The author of Australia's literary icon My Country was inspired by the harsh beauty of the New South Wales properties on which she spent much of her youth.

Story By John Dunn

Dorothea Mackellar became a national figure after she wrote My Country, six verses of superb description, which became Australia’s best-loved and most-quoted poem because it so well portrays Australia’s inland. From the very beginning it was heralded as a literary icon and is still, a century later its popularity has not diminished In recent years just the opposite has happened, helped along by dedicated efforts to ensure that Dorothea and her words remain an integral part of Australia’s heritage.
In Anzac Park in the rural town of Gunnedah in the central west of New South Wales stands an impressive sculpture of Dorothea, sitting sidesaddle as was her habit, and looking intently in the direction of “Kurrumbede”, the property where she had holidayed as a young lady. And in the stately old Italianate-style courthouse, which is now a museum, in the tiny town of Paterson in NSW’s Hunter Valley, an entire wall display has been devoted to a range of Mackellar memorabilia including a recording of Dorothea reciting the poem. Part of the display refers to another property, “Torryburn”, where she also spent considerable time in her youth.

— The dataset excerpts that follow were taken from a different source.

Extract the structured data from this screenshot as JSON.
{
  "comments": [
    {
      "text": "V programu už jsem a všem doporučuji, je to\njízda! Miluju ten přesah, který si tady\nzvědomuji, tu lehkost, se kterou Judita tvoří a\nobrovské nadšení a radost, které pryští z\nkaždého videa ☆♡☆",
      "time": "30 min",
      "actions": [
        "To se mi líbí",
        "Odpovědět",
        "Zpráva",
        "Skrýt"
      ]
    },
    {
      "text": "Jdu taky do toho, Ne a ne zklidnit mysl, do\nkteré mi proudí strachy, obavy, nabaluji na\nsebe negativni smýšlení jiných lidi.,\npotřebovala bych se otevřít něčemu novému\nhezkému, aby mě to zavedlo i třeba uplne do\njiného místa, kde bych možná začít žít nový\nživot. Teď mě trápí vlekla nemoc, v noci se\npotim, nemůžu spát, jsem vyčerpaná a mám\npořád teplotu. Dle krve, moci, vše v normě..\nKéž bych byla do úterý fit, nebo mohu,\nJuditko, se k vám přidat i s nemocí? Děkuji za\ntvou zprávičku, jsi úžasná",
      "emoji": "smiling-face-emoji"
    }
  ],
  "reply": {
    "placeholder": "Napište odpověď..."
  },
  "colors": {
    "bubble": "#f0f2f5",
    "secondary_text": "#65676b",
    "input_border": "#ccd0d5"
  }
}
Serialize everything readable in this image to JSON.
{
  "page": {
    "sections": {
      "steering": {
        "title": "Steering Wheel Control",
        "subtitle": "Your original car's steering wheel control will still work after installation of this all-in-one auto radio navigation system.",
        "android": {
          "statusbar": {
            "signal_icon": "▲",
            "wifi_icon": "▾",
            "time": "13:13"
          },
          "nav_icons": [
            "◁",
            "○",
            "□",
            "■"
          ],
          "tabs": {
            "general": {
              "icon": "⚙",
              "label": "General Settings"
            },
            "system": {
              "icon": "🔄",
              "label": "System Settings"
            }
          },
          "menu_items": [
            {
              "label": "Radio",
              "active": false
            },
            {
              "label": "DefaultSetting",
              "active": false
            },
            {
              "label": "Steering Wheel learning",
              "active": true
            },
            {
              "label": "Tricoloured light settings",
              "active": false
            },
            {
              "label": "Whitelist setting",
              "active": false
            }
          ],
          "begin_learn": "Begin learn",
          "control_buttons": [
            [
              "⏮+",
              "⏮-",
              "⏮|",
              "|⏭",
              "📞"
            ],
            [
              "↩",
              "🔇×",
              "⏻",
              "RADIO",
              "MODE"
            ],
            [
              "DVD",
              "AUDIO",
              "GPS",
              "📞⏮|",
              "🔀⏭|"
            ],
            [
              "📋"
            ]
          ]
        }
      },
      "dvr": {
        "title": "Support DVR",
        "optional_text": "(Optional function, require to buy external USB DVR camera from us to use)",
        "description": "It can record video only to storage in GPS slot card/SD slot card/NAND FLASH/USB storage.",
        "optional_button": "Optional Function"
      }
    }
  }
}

Gunnedah and Paterson are rivals in a sense because there are people in both places who believe that their own district provided the inspiration for Dorothea to write My Country. Her father, Sir Charles Mackellar, an eminent physician and parliamentarian, owned both Kurrumbede and Torryburn and Dorothea visited both on many occasions.

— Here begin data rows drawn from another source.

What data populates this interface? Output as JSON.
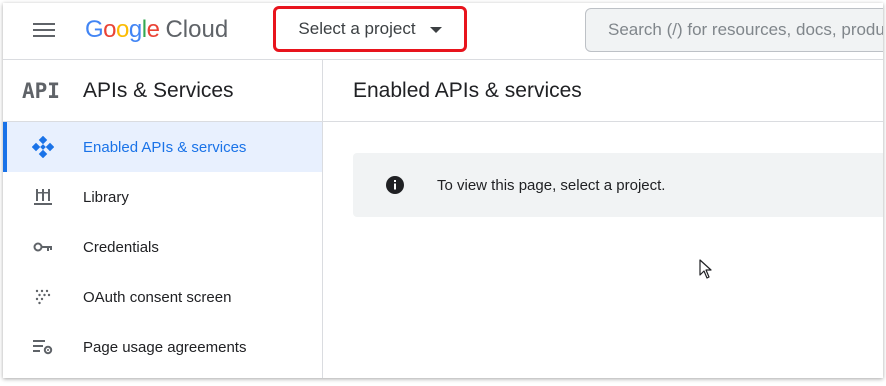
{
  "topbar": {
    "logo_google": [
      "G",
      "o",
      "o",
      "g",
      "l",
      "e"
    ],
    "logo_product": "Cloud",
    "project_picker_label": "Select a project",
    "search_placeholder": "Search (/) for resources, docs, products, and more"
  },
  "sidebar": {
    "section_mark": "API",
    "title": "APIs & Services",
    "items": [
      {
        "label": "Enabled APIs & services",
        "icon": "api-diamond-icon",
        "active": true
      },
      {
        "label": "Library",
        "icon": "library-icon",
        "active": false
      },
      {
        "label": "Credentials",
        "icon": "key-icon",
        "active": false
      },
      {
        "label": "OAuth consent screen",
        "icon": "consent-dots-icon",
        "active": false
      },
      {
        "label": "Page usage agreements",
        "icon": "settings-list-icon",
        "active": false
      }
    ]
  },
  "main": {
    "title": "Enabled APIs & services",
    "notice_text": "To view this page, select a project.",
    "notice_icon": "info-icon"
  },
  "colors": {
    "accent": "#1a73e8",
    "active_bg": "#e8f0fe",
    "highlight_box": "#e8141d",
    "notice_bg": "#f1f3f4"
  }
}
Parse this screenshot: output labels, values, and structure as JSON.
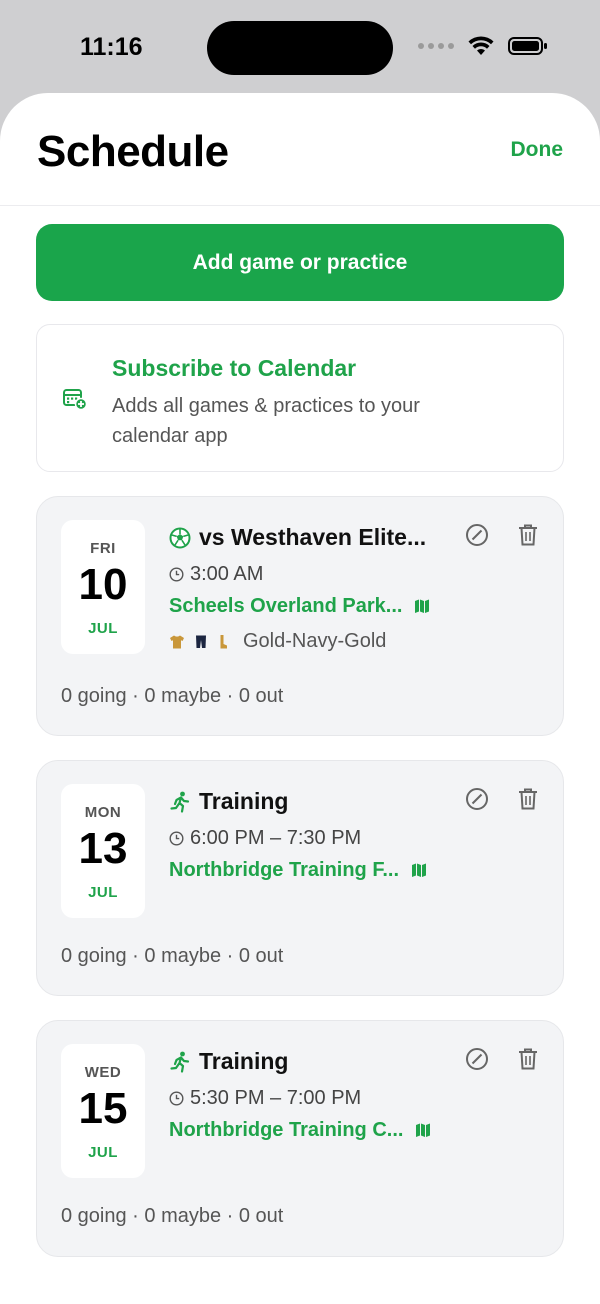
{
  "status_bar": {
    "time": "11:16"
  },
  "header": {
    "title": "Schedule",
    "done_label": "Done"
  },
  "add_button_label": "Add game or practice",
  "subscribe": {
    "title": "Subscribe to Calendar",
    "description": "Adds all games & practices to your calendar app"
  },
  "events": [
    {
      "dow": "FRI",
      "day": "10",
      "month": "JUL",
      "type_icon": "soccer-ball-icon",
      "title": "vs Westhaven Elite...",
      "time": "3:00 AM",
      "location": "Scheels Overland Park...",
      "kit": "Gold-Navy-Gold",
      "counts": "0 going · 0 maybe · 0 out"
    },
    {
      "dow": "MON",
      "day": "13",
      "month": "JUL",
      "type_icon": "running-icon",
      "title": "Training",
      "time": "6:00 PM – 7:30 PM",
      "location": "Northbridge Training F...",
      "counts": "0 going · 0 maybe · 0 out"
    },
    {
      "dow": "WED",
      "day": "15",
      "month": "JUL",
      "type_icon": "running-icon",
      "title": "Training",
      "time": "5:30 PM – 7:00 PM",
      "location": "Northbridge Training C...",
      "counts": "0 going · 0 maybe · 0 out"
    }
  ],
  "colors": {
    "accent": "#1aa54b",
    "card_bg": "#f3f4f6",
    "kit_gold": "#c9973a",
    "kit_navy": "#1b2540"
  }
}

Mikie Maas, a former deputy mayor of Gunnedah, believes that Kurrumbede was the setting because its location on the Namoi River plains with the Nandewar range in the distance was a background that identifies almost exactly with the words of the poem. She says that Alice Broun who lived next door, at Coulston, spoke in local interviews of her recollections of Dorothea’s visits and adds, “Alice vividly remembered how she often found Dorothea sitting on the woolshed roof “dreaming away and pencilling some lines”.
Mikie maintains that “here are the sweeping plains with the ragged ranges and the wide brown land refers to the paddocks after they have been ploughed”. She adds, “droughts and flooding rains are typical in this area whereas Torryburn is a coastal, dairy cattle property without sweeping plains and nary a drought”. Convinced that the connection with Gunnedah was valid, Mikie instigated the erection of the sculpture and also inaugurated an annual poetry competition for schools as a memorial to Dorothea. (See accompanying story).
However, the weight of evidence, from the one person still alive who discussed the matter with Dorothea, suggests that it was the undulating fields and the low, rolling hills of the Paterson River valley surrounding Torryburn that provided the scene for her words. Or maybe it was a combination of both. Certainly the people of Paterson feel as strongly about their case as Mikie Maas does about Gunnedah’s, and to support it one of them, Val Anderson, who is the honorary curator of the museum there, has written a book – The Dorothea Mackellar My Country Paterson Valley Connection – together with the Cameron Archer, principal of the C. B. Alexander Agricultural College, at nearby Tocal, and Cynthia Hunter, a local author and historian.